LAFAYETTE — City-parish government’s new natural gas-powered buses are expected to be rolling by this fall after initial delays in plans for the specialized fueling station needed for the new vehicles.
The City-Parish Council on Tuesday accepted the donation of a temporary fueling station from Apache Corporation, a Houston-based oil and gas company that has been active in pushing the development of natural gas as a cheaper and cleaner alternative to gasoline.
The temporary station, which is expected to be installed by October, will allow city-parish government to begin using five natural gas buses that arrived in the past month but have sat idle because there is nowhere to fill them up, City-Parish Director of Traffic and Transportation Tony Tramel said.
He said that once the natural gas buses are operational, city-parish government is expected to see fuel costs for the buses cut by at least half.
The permanent fueling station was expected to be in place sooner, but technical issues with finding a contractor to build it have delayed the project.
Tramel said the temporary station will be used until city-parish government completes the permanent station at the public works facility on East University Avenue.
The permanent natural gas station, which will fuel vehicles much quicker than the small temporary station, is expected to be operating by spring, Tramel said.
That station also will be open to the public, he said.
Another publicly accessible natural gas station in Lafayette is planned by Apache off Verot School Road, said Frank Chapel, who oversees Apache’s initiative to develop natural gas as a transportation fuel.
Chapel said the company’s Lafayette station is scheduled to be operating by October.
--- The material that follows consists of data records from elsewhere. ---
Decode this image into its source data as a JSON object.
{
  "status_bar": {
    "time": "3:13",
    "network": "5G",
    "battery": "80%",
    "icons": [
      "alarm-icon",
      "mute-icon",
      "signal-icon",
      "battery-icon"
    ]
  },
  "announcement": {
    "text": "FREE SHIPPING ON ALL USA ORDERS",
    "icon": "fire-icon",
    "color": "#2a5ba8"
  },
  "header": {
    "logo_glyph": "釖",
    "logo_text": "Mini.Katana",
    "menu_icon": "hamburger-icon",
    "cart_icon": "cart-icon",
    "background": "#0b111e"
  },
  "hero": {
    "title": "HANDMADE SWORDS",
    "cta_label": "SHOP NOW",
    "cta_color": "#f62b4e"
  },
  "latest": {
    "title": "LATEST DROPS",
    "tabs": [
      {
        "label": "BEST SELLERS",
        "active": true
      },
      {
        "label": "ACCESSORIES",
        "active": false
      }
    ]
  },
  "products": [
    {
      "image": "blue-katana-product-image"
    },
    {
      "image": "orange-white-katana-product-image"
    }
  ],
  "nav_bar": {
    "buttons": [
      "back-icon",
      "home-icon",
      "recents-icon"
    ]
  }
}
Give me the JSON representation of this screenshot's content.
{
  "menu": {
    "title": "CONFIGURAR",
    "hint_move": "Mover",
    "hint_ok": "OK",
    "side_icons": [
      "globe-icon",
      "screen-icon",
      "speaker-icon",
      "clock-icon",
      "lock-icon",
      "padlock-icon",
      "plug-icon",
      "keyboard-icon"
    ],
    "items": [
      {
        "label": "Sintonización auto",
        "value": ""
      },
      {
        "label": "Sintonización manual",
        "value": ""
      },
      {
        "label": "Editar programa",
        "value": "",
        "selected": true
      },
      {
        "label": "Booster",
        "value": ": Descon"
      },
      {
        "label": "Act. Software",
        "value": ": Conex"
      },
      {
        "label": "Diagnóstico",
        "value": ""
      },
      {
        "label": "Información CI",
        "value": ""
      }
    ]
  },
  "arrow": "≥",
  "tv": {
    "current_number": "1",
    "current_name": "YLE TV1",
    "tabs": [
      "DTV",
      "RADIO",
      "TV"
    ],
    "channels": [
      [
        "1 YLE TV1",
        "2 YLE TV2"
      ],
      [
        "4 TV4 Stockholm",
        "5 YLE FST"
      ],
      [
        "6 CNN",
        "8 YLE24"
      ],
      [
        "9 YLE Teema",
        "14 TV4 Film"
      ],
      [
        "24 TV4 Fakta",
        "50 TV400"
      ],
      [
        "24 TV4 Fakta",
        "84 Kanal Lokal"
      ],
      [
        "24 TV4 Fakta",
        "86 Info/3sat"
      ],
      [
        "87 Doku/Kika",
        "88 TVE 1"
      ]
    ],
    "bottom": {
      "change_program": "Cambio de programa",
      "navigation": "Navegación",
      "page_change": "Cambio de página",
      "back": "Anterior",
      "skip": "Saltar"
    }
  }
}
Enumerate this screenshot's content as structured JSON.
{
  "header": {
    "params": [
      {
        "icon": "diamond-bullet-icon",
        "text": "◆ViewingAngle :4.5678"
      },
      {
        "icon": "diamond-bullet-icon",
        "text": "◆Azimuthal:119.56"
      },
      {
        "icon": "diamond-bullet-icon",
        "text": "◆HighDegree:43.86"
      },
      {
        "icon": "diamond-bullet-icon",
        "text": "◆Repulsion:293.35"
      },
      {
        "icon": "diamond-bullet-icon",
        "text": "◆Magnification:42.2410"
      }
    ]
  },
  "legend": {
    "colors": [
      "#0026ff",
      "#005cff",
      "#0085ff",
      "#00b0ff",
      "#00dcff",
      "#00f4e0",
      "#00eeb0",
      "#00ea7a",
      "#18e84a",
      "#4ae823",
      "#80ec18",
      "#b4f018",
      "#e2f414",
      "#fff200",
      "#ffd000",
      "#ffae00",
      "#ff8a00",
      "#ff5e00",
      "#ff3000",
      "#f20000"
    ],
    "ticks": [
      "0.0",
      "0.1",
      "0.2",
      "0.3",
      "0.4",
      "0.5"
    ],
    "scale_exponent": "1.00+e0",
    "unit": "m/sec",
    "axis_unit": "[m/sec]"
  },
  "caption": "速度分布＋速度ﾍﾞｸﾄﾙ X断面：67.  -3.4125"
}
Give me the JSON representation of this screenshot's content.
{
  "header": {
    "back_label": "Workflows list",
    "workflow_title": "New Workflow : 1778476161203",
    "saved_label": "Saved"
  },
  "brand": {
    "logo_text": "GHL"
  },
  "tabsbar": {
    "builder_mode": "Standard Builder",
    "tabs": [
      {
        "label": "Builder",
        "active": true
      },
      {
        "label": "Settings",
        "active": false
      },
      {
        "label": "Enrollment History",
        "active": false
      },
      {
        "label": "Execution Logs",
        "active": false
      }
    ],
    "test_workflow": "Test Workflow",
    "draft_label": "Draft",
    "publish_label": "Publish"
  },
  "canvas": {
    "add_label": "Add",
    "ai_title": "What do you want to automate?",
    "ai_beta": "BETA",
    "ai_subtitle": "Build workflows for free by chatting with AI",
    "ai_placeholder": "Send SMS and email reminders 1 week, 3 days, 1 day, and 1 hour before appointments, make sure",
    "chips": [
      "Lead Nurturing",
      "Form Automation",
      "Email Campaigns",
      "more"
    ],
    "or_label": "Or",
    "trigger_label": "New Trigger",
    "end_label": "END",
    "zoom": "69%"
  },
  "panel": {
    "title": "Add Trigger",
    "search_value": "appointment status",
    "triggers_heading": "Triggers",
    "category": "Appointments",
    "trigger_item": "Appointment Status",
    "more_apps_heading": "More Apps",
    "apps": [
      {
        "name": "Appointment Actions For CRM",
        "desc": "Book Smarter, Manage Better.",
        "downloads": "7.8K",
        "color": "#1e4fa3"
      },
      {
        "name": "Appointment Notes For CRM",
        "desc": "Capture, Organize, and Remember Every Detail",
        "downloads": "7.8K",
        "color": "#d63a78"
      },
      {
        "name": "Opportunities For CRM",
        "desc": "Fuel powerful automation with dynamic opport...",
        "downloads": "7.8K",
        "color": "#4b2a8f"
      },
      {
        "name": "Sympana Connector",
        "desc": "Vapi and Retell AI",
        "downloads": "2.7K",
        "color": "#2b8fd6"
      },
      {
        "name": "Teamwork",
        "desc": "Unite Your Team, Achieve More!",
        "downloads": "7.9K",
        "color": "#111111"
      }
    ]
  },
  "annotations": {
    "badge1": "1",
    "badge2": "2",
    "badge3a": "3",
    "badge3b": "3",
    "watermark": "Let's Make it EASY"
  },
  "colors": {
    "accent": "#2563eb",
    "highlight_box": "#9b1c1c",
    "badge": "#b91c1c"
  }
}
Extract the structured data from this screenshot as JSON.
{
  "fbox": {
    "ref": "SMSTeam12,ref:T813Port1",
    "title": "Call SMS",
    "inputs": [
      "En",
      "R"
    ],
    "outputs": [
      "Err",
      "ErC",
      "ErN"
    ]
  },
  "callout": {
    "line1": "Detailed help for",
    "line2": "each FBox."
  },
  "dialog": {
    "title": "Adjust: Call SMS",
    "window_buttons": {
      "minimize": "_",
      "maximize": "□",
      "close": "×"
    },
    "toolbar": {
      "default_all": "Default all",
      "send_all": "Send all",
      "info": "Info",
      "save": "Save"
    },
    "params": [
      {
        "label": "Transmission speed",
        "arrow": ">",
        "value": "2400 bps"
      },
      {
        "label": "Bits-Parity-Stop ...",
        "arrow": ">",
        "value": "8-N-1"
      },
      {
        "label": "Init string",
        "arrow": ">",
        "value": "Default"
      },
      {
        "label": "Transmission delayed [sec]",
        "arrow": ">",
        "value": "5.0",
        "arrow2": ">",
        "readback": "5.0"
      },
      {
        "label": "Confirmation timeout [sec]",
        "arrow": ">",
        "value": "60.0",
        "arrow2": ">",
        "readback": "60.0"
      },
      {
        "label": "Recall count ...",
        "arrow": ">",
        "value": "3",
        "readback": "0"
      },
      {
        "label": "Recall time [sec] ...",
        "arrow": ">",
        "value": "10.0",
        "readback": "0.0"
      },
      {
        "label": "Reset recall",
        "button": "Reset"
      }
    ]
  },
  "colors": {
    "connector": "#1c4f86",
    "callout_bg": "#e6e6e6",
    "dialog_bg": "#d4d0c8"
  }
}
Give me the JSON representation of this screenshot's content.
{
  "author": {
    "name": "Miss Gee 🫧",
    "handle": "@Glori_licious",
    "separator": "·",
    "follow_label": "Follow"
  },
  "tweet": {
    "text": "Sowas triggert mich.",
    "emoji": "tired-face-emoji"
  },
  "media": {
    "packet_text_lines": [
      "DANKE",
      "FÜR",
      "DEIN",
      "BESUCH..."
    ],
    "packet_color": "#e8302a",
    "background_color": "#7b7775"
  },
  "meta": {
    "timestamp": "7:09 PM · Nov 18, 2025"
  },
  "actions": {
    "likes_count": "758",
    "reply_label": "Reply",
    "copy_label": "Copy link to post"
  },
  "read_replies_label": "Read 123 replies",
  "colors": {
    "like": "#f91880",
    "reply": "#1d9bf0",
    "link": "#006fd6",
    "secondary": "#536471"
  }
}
The main market of natural gas as a vehicle fuel at this time are companies that operate large vehicle fleets, and Chapel said the Lafayette area seems to have the highest concentration of fleet vehicles in Louisiana.
“The potential here is tremendous,” he said.
City-parish government’s natural gas initiative is funded by about $2 million in state and federal grants that were awarded to promote natural gas as a vehicle fuel.
In addition to the buses and fueling station, city-parish government has plans to convert 40 vehicles in its fleet to run off natural gas.
“It’s our clean energy,” City-Parish President Joey Durel said, referring to the abundance of natural gas in Louisiana.